I then calculated the *Shapley value* for this game. The procedure for the computation of this value is explained on pages 9 and 10 of Borm et al.'s paper. It is as follows: \begin{align*}
\phi (\alpha) &= \frac{1}{n!} \sum_{\sigma \in \Pi(N)} m^{\sigma} (\alpha) \\
&= \frac{1}{3!} \big{(} m^{(1,2,3)} + m^{(1,3,2)} + m^{(2,1,3)} + m^{(2,3,1)} + m^{(3,1,2)} + m^{(3,2,1)} \big{)} \\
&= \frac{1}{6\sqrt{1+a^{2}+b^{2}}} \Big{(} 2 + \sqrt{1+a^{2}} + \sqrt{1+b^{2}} + 2 \sqrt{1+a^{2}+b^{2}} - 2 \sqrt{a^{2}+b^{2}} - a - b, \\
& \qquad \qquad \qquad \quad 2a + \sqrt{a^{2} + 1} + \sqrt{a^{2}+b^{2}} + 2 \sqrt{1+a^{2}+b^{2}} - 2 \sqrt{1+b^{2}} - 1 - b, \\
& \qquad \qquad \qquad \quad 2b + \sqrt{b^{2}+1} + \sqrt{b^{2}+a^{2}} + 2 \sqrt{1+a^{2}+b^{2}} - 2 \sqrt{1+a^{2}} - 1 - a \Big{)}
\end{align*}

I am now trying to verify whether this Shapley value lies in the core of the game. In particular, I am trying to verify the sixth (and last) inequality of the core. So if we take the second and third coordinates of the Shapley value and add them together, then this sum mustn't exceed the value $\sqrt{\dfrac{a^{2}+b^{2}}{1+a^{2}+b^{2}}} $. With a little bit of basic algebra, you will arrive at the inequality at the top of this question.

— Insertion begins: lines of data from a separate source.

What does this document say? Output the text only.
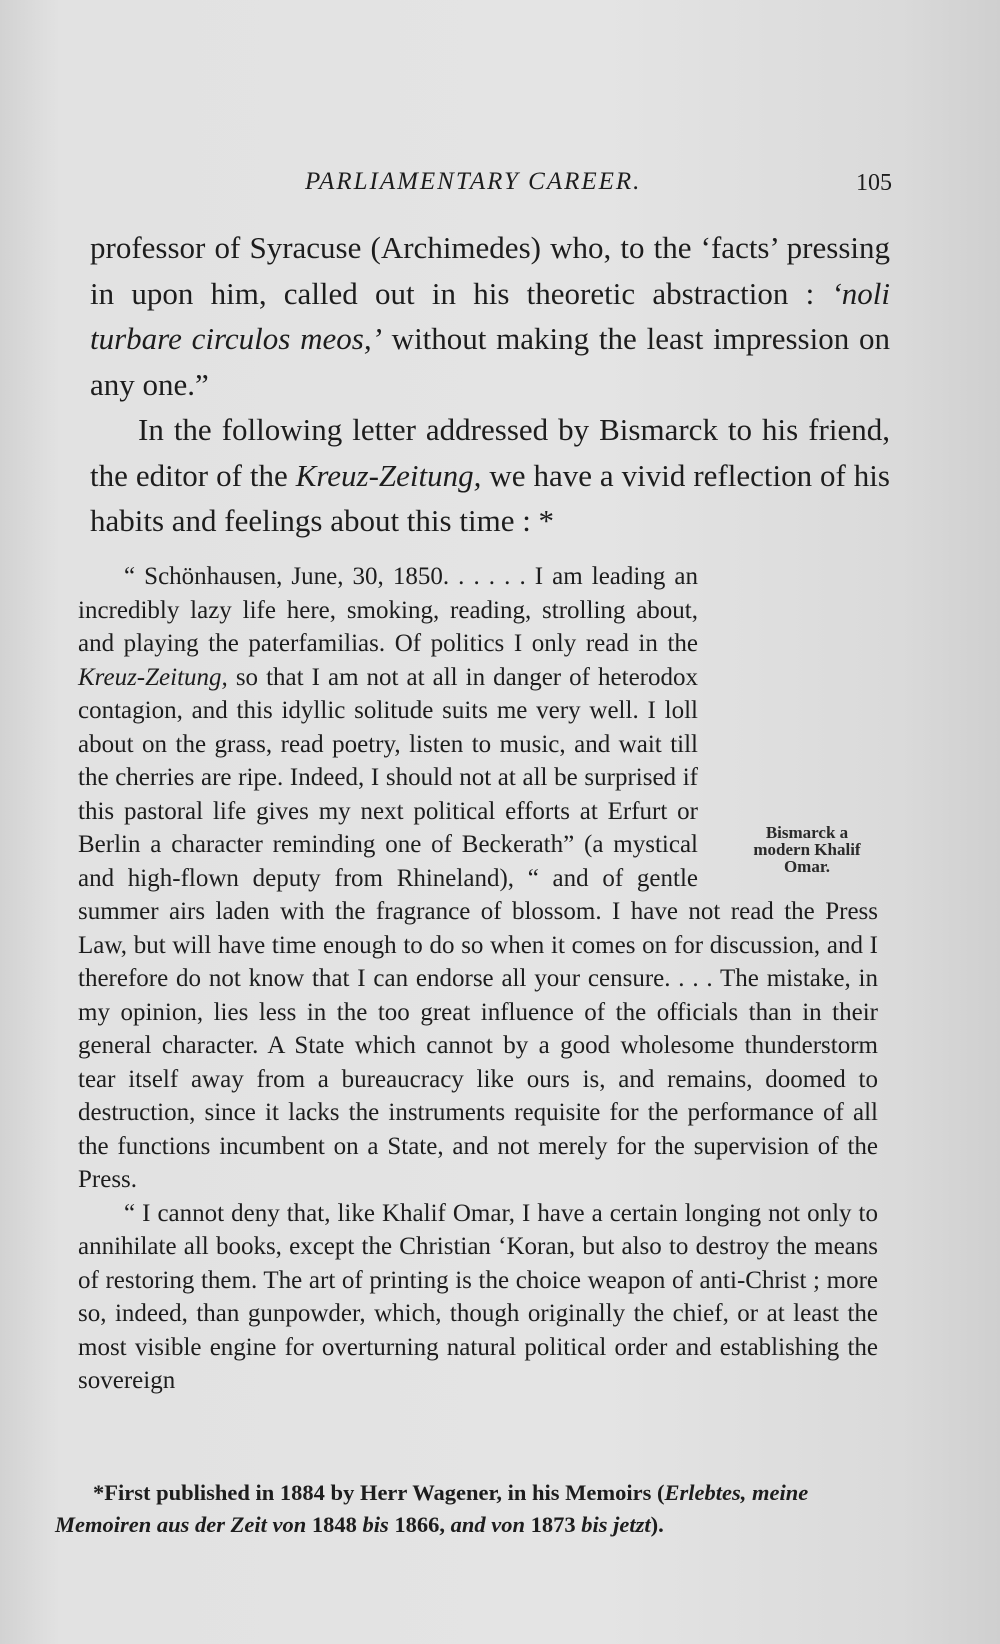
PARLIAMENTARY CAREER.	105

professor of Syracuse (Archimedes) who, to the ‘facts’ pressing in upon him, called out in his theoretic abstraction : ‘noli turbare circulos meos,’ without making the least impression on any one.”

In the following letter addressed by Bismarck to his friend, the editor of the Kreuz-Zeitung, we have a vivid reflection of his habits and feelings about this time : *

“ Schönhausen, June, 30, 1850. . . . . . I am leading an incredibly lazy life here, smoking, reading, strolling about, and playing the paterfamilias. Of politics I only read in the Kreuz-Zeitung, so that I am not at all in danger of heterodox contagion, and this idyllic solitude suits me very well. I loll about on the grass, read poetry, listen to music, and wait till the cherries are ripe. Indeed, I should not at all be surprised if this pastoral life gives my next political efforts at Erfurt or Berlin a character reminding one of Beckerath” (a mystical and high-flown deputy from Rhineland), “ and of gentle summer airs laden with the fragrance of blossom. I have not read the Press Law, but will have time enough to do so when it comes on for discussion, and I therefore do not know that I can endorse all your censure. . . . The mistake, in my opinion, lies less in the too great influence of the officials than in their general character. A State which cannot by a good wholesome thunderstorm tear itself away from a bureaucracy like ours is, and remains, doomed to destruction, since it lacks the instruments requisite for the performance of all the functions incumbent on a State, and not merely for the supervision of the Press.

“ I cannot deny that, like Khalif Omar, I have a certain longing not only to annihilate all books, except the Christian ‘Koran, but also to destroy the means of restoring them. The art of printing is the choice weapon of anti-Christ ; more so, indeed, than gunpowder, which, though originally the chief, or at least the most visible engine for overturning natural political order and establishing the sovereign

Bismarck a
modern Khalif
Omar.

*First published in 1884 by Herr Wagener, in his Memoirs (Erlebtes, meine Memoiren aus der Zeit von 1848 bis 1866, and von 1873 bis jetzt).
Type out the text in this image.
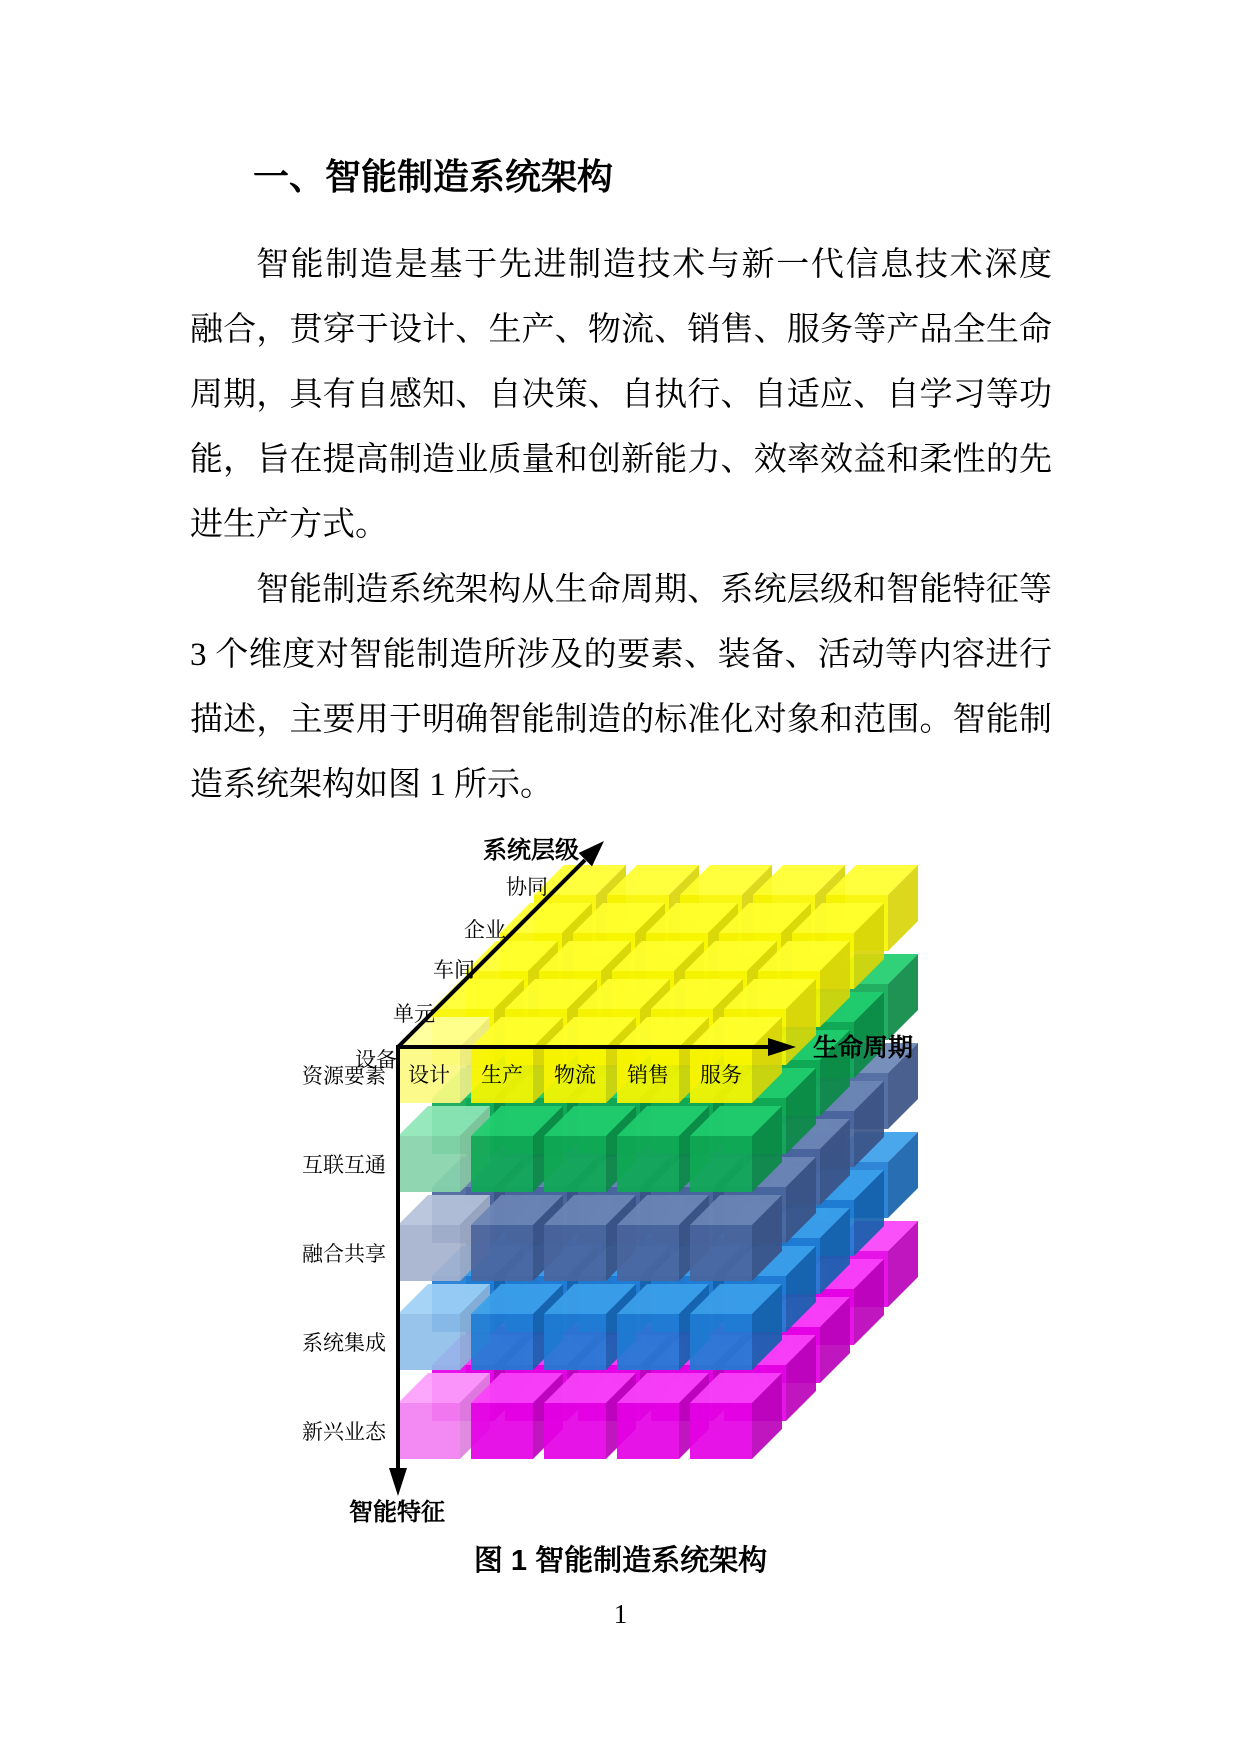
一、智能制造系统架构
智能制造是基于先进制造技术与新一代信息技术深度
融合，贯穿于设计、生产、物流、销售、服务等产品全生命
周期，具有自感知、自决策、自执行、自适应、自学习等功
能，旨在提高制造业质量和创新能力、效率效益和柔性的先
进生产方式。
智能制造系统架构从生命周期、系统层级和智能特征等
3 个维度对智能制造所涉及的要素、装备、活动等内容进行
描述，主要用于明确智能制造的标准化对象和范围。智能制
造系统架构如图 1 所示。
设计 生产 物流 销售 服务
生命周期
系统层级
设备
单元
车间
企业
协同
智能特征
资源要素
互联互通
融合共享
系统集成
新兴业态
图 1 智能制造系统架构
1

**What I tried**: I already tried applying the triangle inequality and the AM-GM inequality, but that did not seem to work. I also asked a similar question on MSE on the fourth inequality for the determination of whether the Shapley value is in the core. Two users on that page were kind enough to provide me with an answer to that question. However, I don't think I can generalise Alex Francisco's answer to this inequality, and I don't understand Piquito's answer fully yet. I wonder whether there are other ways to approach this problem.